In this section, we use a Random Forest Regressor to predict the price of Airbnb listings based on various features.

In [6]:
# Prepare data for modeling
features = ['latitude', 'longitude', 'minimum_nights', 'number_of_reviews', 'reviews_per_month', 'availability_365']
X = df[features]
y = df['price']

# Split data into training and testing sets
X_train, X_test, y_train, y_test = train_test_split(X, y, test_size=0.2, random_state=42)

# Create and train the model
model = RandomForestRegressor(n_estimators=100, random_state=42)
model.fit(X_train, y_train)

# Make predictions
y_pred = model.predict(X_test)

# Evaluate the model
mae = mean_absolute_error(y_test, y_pred)
print(f'Mean Absolute Error: {mae}')

## Sentiment Analysis on Reviews

Here, we perform sentiment analysis on the comments to understand guest satisfaction and its correlation with review scores.

In [7]:
# Perform sentiment analysis on reviews
df['review_sentiment'] = df['comments'].apply(lambda x: TextBlob(str(x)).sentiment.polarity)

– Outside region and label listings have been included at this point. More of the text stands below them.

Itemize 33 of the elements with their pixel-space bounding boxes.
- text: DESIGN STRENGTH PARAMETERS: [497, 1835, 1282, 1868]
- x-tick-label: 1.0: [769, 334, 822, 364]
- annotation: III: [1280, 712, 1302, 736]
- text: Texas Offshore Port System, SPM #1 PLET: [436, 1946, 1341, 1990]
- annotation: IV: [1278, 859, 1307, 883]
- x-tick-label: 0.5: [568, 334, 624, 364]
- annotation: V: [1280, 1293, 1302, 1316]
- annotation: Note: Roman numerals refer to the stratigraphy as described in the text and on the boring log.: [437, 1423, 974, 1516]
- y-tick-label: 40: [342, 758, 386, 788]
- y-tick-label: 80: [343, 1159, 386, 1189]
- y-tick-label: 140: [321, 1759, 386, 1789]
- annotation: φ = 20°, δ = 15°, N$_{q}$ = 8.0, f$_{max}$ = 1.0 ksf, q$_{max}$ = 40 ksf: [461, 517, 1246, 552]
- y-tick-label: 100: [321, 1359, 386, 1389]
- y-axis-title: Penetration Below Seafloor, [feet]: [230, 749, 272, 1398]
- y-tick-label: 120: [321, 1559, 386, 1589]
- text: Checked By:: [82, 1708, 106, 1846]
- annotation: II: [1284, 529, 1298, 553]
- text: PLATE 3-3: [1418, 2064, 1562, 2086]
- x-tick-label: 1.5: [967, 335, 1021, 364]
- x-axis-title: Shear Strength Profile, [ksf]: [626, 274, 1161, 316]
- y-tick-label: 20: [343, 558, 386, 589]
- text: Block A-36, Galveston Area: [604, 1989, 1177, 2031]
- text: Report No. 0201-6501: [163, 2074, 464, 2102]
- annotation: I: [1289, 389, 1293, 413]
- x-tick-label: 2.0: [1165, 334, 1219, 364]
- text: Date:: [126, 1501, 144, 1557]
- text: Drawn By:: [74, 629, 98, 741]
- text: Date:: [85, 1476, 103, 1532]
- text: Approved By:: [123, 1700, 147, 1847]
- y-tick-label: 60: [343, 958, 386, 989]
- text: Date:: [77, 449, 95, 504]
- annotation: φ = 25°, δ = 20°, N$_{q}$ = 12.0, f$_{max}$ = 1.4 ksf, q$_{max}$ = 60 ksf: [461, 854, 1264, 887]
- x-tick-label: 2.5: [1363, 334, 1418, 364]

# Correlation between sentiment and review scores
plt.figure(figsize=(12, 6))
sns.scatterplot(x='review_scores_rating', y='review_sentiment', data=df)
plt.title('Sentiment Analysis of Reviews')
plt.show()

## Conclusion and Insights

### Key Findings

- **Neighborhood Insights**: High-demand areas like Manhattan and Brooklyn command higher prices, whereas Staten Island offers more affordable options.
- **Pricing Factors**: Factors such as the number of reviews, availability, and minimum stay requirements influence listing prices.
- **Guest Sentiment**: Positive guest sentiment correlates with higher review scores, indicating the importance of maintaining good guest experiences.

### Recommendations

- **Hosts**: Focus on maintaining positive guest experiences and consider listing in high-demand areas for better returns.
- **Guests**: Explore listings in diverse neighborhoods to find options that suit different budgets and preferences.